A Denver lawmaker plans to sponsor a bill this year that aims to require lenders to prove they are the holders of evidence of debt before they foreclose.
Rep. Beth McCann, D-Denver, is sponsoring the bill in hopes of making the foreclosure process cleaner and fairer for homeowners.
Colorado Springs real estate attorney Stephen Brunette of the Gasper Law Group has been waiting for more than three years to see a bill like this.
Brunette has been litigating three Colorado cases where the lender that foreclosed on the homeowners he’s defending weren’t able to prove they held the loans they were foreclosing on, but were still able to proceed.

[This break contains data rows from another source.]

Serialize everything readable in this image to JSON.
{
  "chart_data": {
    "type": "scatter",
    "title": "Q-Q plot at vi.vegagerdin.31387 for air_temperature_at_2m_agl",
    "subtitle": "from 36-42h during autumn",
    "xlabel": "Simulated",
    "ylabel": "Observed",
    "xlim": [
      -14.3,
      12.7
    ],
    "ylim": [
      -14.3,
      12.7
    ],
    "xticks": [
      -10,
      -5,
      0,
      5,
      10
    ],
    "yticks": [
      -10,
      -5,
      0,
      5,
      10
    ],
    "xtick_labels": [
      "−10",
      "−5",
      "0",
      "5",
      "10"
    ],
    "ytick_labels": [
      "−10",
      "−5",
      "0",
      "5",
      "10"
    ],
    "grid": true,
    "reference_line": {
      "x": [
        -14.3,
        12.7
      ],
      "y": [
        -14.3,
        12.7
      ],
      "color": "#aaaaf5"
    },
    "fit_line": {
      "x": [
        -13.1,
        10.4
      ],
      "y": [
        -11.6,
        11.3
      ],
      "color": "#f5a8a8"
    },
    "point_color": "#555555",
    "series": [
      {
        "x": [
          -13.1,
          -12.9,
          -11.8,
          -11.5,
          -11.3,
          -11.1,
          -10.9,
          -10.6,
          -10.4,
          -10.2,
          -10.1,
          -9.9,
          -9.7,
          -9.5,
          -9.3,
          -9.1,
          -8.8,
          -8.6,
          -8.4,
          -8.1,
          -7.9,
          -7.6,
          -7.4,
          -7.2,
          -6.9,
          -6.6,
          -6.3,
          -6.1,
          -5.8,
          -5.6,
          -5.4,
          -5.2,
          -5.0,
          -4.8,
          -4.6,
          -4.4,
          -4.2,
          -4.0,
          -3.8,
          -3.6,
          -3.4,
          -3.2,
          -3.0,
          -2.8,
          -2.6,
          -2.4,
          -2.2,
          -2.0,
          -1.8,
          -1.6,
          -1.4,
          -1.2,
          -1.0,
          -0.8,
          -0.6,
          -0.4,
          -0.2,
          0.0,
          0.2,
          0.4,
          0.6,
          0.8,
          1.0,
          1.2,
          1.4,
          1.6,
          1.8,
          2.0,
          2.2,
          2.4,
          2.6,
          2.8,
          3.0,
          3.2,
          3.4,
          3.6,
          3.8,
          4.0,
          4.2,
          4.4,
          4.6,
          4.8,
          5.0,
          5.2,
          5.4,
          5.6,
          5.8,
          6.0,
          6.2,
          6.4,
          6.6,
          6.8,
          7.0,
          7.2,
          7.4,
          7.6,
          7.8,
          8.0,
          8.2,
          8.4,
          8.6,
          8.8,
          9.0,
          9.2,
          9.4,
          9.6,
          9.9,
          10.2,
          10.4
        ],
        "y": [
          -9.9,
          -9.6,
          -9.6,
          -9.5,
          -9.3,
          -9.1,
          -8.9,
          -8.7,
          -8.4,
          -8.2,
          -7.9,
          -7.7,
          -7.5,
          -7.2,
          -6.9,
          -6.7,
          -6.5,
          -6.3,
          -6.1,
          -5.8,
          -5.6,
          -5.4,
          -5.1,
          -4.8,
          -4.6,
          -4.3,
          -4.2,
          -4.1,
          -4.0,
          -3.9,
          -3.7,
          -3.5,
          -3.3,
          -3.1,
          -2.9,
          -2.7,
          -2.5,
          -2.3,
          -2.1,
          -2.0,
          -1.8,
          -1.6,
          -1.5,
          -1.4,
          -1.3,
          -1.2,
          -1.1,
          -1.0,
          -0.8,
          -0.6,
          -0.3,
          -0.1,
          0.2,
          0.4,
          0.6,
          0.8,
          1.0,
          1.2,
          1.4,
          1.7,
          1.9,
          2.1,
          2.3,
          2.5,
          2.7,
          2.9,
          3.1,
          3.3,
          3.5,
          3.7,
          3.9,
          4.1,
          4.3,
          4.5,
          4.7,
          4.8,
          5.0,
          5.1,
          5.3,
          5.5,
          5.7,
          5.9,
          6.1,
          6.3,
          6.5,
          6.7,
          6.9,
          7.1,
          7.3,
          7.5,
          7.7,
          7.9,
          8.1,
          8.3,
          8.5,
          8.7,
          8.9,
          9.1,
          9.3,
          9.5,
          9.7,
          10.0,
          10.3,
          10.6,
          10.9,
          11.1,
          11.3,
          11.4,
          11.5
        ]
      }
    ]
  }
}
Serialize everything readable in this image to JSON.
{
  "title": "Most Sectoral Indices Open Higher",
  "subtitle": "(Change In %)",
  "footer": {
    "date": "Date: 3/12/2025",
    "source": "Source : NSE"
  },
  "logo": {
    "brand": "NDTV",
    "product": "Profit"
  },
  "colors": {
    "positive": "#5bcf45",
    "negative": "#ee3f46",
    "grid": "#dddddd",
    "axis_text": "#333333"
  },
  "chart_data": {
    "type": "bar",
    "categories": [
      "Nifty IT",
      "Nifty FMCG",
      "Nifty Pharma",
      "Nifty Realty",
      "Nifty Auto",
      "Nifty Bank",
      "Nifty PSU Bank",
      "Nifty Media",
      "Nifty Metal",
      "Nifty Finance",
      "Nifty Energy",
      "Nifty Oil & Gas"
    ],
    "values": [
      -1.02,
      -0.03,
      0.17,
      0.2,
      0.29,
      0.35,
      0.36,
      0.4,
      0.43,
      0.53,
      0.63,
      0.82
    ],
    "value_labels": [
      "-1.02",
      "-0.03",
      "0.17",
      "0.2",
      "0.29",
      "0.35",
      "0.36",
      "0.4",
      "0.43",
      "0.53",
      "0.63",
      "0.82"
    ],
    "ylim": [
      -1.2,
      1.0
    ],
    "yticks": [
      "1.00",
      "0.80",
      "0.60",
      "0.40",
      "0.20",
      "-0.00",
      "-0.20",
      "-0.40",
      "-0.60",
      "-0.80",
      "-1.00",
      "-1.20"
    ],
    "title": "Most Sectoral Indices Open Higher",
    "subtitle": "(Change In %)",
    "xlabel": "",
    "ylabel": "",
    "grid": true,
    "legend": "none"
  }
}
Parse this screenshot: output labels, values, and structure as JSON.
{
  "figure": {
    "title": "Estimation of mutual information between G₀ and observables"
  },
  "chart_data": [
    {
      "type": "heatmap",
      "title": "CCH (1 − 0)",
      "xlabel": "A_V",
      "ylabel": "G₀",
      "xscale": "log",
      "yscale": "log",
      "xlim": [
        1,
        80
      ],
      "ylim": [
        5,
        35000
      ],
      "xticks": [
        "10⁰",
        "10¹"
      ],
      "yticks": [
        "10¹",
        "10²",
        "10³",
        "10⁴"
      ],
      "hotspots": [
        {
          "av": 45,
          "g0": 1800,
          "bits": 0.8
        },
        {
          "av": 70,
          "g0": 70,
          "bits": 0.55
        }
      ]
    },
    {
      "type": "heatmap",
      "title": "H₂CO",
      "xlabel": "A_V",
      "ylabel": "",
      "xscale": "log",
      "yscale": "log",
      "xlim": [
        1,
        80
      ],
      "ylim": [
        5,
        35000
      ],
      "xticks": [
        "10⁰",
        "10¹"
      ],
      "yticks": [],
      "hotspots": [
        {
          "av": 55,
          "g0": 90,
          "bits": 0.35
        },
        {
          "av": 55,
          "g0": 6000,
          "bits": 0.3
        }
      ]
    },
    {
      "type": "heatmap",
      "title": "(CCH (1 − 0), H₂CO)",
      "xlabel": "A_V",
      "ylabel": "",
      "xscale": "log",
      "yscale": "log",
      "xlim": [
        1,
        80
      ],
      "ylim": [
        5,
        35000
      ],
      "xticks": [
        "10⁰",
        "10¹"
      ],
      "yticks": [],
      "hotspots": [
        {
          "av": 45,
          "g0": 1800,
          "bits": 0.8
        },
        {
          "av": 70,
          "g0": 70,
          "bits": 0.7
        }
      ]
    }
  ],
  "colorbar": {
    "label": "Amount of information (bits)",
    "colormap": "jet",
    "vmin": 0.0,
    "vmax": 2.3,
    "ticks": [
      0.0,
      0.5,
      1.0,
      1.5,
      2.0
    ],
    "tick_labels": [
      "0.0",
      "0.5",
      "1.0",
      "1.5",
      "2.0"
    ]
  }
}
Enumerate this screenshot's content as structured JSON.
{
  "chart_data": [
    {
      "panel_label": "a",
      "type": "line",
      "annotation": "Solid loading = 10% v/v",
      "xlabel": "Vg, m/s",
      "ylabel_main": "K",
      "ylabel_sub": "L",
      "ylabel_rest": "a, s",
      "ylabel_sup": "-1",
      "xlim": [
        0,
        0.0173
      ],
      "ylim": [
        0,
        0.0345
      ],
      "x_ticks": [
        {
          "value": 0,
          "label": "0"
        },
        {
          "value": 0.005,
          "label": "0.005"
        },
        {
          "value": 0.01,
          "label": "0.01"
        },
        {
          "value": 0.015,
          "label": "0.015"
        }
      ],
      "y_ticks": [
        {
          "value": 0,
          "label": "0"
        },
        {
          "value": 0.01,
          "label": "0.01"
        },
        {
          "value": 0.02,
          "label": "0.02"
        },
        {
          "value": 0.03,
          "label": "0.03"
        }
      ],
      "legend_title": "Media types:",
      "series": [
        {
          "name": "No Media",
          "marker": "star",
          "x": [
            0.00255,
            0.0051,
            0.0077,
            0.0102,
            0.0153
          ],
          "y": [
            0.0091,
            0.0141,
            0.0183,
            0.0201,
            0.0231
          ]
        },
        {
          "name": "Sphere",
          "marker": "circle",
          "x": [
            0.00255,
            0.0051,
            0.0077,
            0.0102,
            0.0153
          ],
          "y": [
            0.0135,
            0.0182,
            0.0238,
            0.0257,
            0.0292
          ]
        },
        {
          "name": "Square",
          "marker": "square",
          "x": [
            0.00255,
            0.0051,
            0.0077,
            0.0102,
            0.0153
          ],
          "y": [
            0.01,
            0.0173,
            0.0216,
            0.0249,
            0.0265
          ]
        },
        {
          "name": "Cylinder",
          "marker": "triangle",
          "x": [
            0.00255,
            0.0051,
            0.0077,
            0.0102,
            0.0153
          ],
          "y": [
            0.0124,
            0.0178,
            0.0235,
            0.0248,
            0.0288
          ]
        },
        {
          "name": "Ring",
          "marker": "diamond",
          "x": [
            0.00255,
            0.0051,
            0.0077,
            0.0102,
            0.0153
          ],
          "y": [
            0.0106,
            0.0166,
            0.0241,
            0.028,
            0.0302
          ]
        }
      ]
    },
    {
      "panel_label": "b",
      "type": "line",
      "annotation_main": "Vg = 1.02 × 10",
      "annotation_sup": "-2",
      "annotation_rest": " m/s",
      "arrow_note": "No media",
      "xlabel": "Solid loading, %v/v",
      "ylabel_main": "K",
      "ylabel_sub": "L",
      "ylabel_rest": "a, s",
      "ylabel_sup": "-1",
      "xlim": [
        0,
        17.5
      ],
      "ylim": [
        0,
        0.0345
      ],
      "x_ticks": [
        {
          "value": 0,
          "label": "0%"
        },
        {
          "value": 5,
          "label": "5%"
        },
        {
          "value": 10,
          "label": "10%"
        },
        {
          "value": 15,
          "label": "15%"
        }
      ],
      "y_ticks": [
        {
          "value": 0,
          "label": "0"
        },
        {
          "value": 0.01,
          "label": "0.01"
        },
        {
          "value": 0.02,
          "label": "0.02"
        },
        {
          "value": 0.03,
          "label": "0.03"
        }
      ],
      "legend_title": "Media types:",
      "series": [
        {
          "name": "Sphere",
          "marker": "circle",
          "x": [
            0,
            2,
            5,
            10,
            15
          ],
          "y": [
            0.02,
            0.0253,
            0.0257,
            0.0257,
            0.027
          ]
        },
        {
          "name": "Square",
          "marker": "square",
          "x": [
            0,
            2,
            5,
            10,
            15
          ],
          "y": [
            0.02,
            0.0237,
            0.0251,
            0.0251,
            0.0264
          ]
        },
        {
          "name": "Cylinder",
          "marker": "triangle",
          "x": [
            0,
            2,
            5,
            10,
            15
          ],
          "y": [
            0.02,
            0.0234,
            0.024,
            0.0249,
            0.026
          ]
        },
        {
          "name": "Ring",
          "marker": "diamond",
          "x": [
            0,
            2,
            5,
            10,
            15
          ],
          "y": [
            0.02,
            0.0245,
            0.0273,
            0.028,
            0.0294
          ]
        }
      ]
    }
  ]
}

The problem, Brunette said, is that lenders aren’t required by law to prove they have the right to foreclose in Colorado.
“I’m not exaggerating,” Brunette said. “Colorado law is they can say, ‘I have the right to foreclose because I say so.’”
One of Brunette’s cases involving Colorado Springs homeowner Sonya Robison is set to go to trial within the next month or two, Brunette said. Because it’s set for trial, he didn’t want to discuss the case of the woman who lost her home in foreclosure to a lender she said she never had a loan with.
Another of Brunette’s cases, William Henry Wesson vs. Onewest Bank, is in the Colorado Court of Appeals.
Wesson lost his Pitkin County home to foreclosure though he had more than $500,000 of equity in it and could have sold it and paid off his loan, Brunette said.
“People have no opportunity to work a new deal if they can’t even find out who holds their loan,” Brunette said.
Brunette said he’s been fighting to change the law to require lenders to offer up documentation proving they own the debt they’re foreclosing on.
Colorado has a much lower burden of proof for lenders than most states, he said. And it leaves homeowners and borrowers more vulnerable than they are in the rest of the country.
It’s become increasingly complicated for lenders to supply those documents as mortgages have been sold into securities, Brunette said.
His legal cases with the banks have lasted years against well-funded advisories and it took years just to get to breaking points in the cases, he said. Brunette is hoping that if his three court cases don’t result in a change to the law, McCann’s bill will.
But he has little hope the bill will pass.
Opponents to legislation like this have said in the past that the system is overwhelmed with foreclosures and any added regulations will just bog down the process even more.
“This whole thing could just rot on the vine,” Brunette said. “But it’s a good start.”